Elle est le miroir déformant de nos impasses. Elle révèle l’incapacité de nos sociétés à tirer les leçons de l’Histoire, à construire des ponts, à penser des solutions au-delà des slogans.

Elle nourrit l’antisémitisme partout dans le monde et l’islamophobie, y compris chez nous, à Genève. Elle fracture nos sociétés, attise les haines, radicalise nos jeunesses. Elle fait des victimes ici aussi. Elle nous rappelle que le discours public est devenu un champ de bataille.

Dans nos rues, certains défilent avec des slogans meurtriers ; les réseaux sociaux deviennent des terrains de chasse aux identités. Ce conflit révèle que la guerre est déjà chez nous, par le poison qu’elle injecte au quotidien dans nos démocraties.

C’est pourquoi il faut être attentif. Peser les mots. Refuser les raccourcis. Dénoncer sans ambiguïté les massacres du 7 octobre 2023, les otages toujours détenus, les victimes israéliennes et palestiniennes, les boucliers humains, les déplacements forcés, les privations de nourriture, les destructions d’écoles et d’hôpitaux, le coût immense inacceptable que payent les civils à Gaza.
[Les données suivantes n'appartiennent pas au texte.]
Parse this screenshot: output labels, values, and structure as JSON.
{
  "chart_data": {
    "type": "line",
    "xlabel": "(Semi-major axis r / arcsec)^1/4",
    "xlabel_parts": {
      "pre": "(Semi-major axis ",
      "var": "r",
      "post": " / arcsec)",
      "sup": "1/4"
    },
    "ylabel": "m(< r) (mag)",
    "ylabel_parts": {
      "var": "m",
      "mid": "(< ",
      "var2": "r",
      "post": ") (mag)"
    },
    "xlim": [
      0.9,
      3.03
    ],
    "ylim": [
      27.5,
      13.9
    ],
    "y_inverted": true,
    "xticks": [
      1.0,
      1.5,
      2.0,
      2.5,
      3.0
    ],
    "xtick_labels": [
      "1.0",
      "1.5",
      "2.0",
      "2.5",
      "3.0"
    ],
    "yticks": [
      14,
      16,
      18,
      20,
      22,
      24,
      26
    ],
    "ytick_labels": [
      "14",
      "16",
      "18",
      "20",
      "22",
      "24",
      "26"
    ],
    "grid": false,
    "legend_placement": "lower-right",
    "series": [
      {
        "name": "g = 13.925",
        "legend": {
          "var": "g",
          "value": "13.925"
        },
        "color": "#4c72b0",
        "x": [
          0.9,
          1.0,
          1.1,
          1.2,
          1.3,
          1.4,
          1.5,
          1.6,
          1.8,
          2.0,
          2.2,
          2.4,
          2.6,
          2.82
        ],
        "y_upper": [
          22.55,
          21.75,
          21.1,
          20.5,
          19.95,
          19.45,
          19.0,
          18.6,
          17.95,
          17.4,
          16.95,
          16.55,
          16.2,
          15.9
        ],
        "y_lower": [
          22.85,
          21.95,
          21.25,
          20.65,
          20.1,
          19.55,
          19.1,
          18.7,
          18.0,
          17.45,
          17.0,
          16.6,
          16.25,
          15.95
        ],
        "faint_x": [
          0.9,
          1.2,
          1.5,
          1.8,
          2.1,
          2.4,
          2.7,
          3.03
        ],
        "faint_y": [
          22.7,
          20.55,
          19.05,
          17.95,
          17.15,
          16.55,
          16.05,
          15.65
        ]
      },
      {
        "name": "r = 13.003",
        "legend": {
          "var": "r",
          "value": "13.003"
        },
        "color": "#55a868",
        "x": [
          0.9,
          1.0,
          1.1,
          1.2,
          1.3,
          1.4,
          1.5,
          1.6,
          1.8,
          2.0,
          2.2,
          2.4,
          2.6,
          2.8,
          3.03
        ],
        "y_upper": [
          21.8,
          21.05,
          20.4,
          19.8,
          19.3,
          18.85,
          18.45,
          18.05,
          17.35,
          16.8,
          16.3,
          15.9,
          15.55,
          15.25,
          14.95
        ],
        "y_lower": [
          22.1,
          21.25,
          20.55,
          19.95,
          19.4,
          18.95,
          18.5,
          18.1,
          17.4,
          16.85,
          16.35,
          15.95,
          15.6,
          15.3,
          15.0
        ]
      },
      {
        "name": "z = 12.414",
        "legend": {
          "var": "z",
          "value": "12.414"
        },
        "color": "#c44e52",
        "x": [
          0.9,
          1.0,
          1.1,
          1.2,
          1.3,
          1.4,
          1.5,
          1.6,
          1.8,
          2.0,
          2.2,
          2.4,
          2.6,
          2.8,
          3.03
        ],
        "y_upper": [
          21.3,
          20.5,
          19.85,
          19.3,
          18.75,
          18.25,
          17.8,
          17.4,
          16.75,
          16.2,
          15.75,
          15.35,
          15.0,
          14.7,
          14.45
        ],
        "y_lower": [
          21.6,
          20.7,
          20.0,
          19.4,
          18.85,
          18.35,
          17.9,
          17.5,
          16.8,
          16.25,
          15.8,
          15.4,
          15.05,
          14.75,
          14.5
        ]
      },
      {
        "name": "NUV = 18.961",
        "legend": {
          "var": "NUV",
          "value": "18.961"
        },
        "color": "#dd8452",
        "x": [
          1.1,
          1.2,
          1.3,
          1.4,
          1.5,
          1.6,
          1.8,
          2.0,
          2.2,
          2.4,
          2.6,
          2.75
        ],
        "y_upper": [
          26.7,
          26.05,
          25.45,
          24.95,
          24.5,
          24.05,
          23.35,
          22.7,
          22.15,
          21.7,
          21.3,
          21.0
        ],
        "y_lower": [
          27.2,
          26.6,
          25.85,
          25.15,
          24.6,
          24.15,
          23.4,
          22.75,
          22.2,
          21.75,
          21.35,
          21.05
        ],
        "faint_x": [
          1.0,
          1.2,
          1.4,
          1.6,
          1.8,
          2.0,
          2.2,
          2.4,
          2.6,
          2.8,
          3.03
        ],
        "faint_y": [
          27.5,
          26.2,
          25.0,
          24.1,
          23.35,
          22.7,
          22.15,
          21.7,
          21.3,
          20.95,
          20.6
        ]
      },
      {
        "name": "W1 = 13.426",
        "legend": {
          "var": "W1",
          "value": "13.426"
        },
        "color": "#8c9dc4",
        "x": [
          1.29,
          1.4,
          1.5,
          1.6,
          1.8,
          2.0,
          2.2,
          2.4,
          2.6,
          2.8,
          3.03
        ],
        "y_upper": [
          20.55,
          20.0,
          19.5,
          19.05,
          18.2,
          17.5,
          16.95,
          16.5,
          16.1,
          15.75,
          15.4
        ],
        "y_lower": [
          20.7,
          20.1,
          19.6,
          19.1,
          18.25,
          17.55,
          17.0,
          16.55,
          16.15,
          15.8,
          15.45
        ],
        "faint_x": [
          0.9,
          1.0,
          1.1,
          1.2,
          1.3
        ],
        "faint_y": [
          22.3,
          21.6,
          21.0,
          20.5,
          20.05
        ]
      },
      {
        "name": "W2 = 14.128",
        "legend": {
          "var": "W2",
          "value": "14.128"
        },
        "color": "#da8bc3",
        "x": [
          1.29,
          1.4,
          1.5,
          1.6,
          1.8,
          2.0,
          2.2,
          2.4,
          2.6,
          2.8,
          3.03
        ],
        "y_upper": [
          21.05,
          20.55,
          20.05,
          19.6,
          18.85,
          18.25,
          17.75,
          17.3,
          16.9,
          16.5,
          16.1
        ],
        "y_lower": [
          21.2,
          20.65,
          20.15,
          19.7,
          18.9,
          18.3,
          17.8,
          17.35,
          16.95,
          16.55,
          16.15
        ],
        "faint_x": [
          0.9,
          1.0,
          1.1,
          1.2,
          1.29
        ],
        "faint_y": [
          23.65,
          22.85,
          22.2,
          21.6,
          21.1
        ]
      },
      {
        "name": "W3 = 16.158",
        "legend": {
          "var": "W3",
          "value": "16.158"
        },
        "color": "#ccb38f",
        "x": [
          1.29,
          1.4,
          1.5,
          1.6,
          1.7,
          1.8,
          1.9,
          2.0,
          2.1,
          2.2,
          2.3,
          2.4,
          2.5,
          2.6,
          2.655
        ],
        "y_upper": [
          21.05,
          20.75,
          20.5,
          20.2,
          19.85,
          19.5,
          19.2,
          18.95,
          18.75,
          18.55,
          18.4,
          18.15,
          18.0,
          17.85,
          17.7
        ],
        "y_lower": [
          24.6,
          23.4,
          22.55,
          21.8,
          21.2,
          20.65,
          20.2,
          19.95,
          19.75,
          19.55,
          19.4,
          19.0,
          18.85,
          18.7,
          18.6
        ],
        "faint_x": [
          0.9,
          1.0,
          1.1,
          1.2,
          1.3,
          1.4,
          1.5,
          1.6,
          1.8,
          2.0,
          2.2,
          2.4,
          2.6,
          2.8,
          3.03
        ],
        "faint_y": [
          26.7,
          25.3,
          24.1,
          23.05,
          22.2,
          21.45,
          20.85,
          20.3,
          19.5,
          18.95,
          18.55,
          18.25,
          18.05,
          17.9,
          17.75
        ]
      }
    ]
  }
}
Que faire, ici, maintenant?

La paix ne viendra pas de slogans. Elle viendra de la mobilisation de celles et ceux qui, des deux côtés, y croient encore. Et des voix existent, en Israël comme en Palestine, qui refusent la haine. Nous devons les soutenir. Les faire entendre. Les protéger.

À Genève, en Suisse, nous pouvons être le relais de ces voix-là. Celles qui parlent de coexistence, pas d’anéantissement. Celles qui ne demandent pas «choisis ton camp», mais qui disent: «choisis la paix.»

Oui, les Palestiniens ont droit à un État. Oui, les Israéliens ont droit à la sécurité.

Non, ce conflit ne sera pas résolu par des boycotts à faible portée ou des condamnations politiques binaires, violentes qui ostracisent. Il ne sera pas résolu en jetant le doute sur la crédibilité des voix de nos concitoyens et concitoyennes de confession juive qui finissent par se sentir acculés et n’osent plus prendre la parole. Ce conflit exige du courage, de la mémoire, de la volonté politique.

Le seul boycott nécessaire aujourd’hui, est celui de la haine, du cynisme et des effets de manche. Cher Sylvain, il n’est jamais trop tard pour la paix.